* * * *
*
To send us out at this time of the
year,
To sail upon the sea?—P.
8, v. 3.
By a Scottish act of parliament, it
was enacted, that no ship should be fraughted out
of the kingdom, with any staple goods, betwixt the
feast of St. Simon’s day and Jude and Candelmas.—James
III. Parliament 2d, chap. 15. Such was
the terror entertained for navigating the north seas
in winter.
When a bout flew out of our goodly
ship.—P. 10. v. 5.
I believe a modern seaman would say,
a plank had started, which must have been a frequent
incident during the infancy of ship-building.
The remedy applied seems to be that mentioned in Cook’s
Voyages, when, upon some occasion, to stop a leak,
which could not be got at in the inside, a quilted
sail was brought under the vessel, which, being drawn
into the leak by the suction, prevented the entry of
more water.

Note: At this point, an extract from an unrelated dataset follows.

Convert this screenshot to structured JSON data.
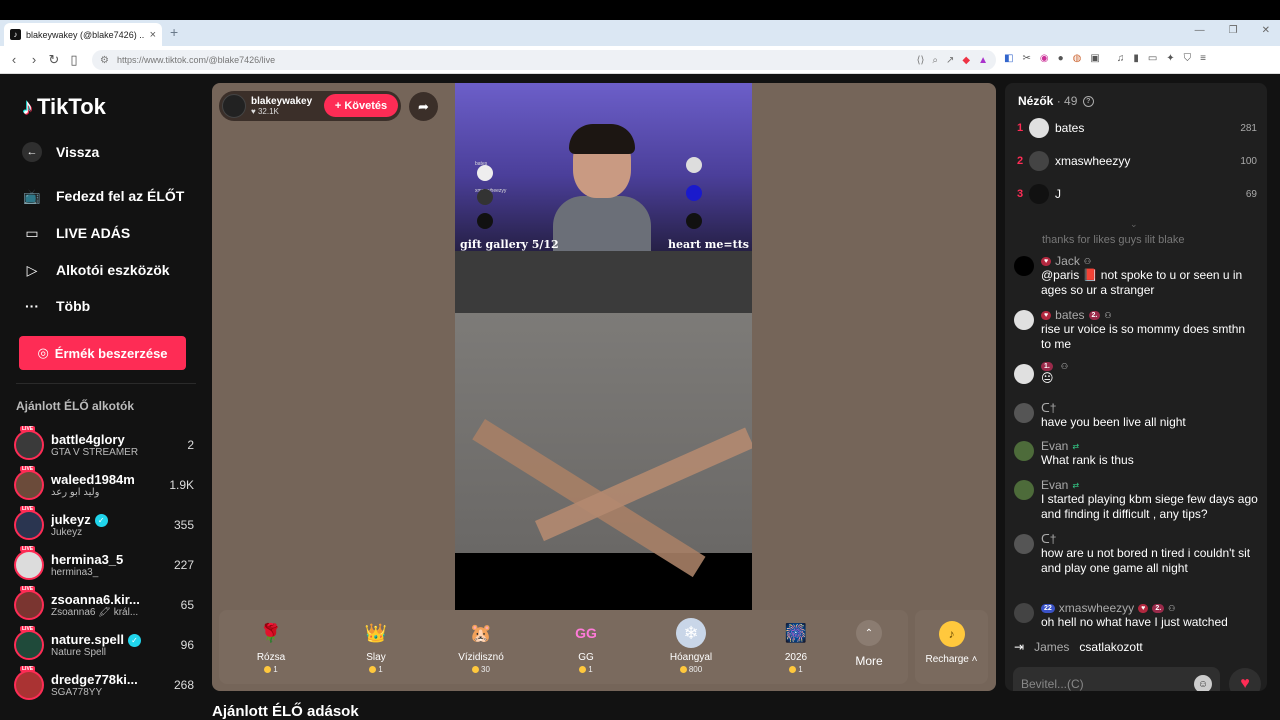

Chaucer says,
“There n’is no new guise that it na’as
old.”
O forty miles off Aberdeen,—P.
11. v. 3.
This concluding verse differs in the
three copies of the ballad, which I have collated.
The printed edition bears,
“Have owre, have owre to Aberdour;”
And one of the MSS. reads,
“At the back of auld St. Johnstowne
Dykes.”
But, in a voyage from Norway, a shipwreck
on the north coast seems as probable as either in
the Firth of Forth, or Tay; and the ballad states
the disaster to have taken place out of sight of land.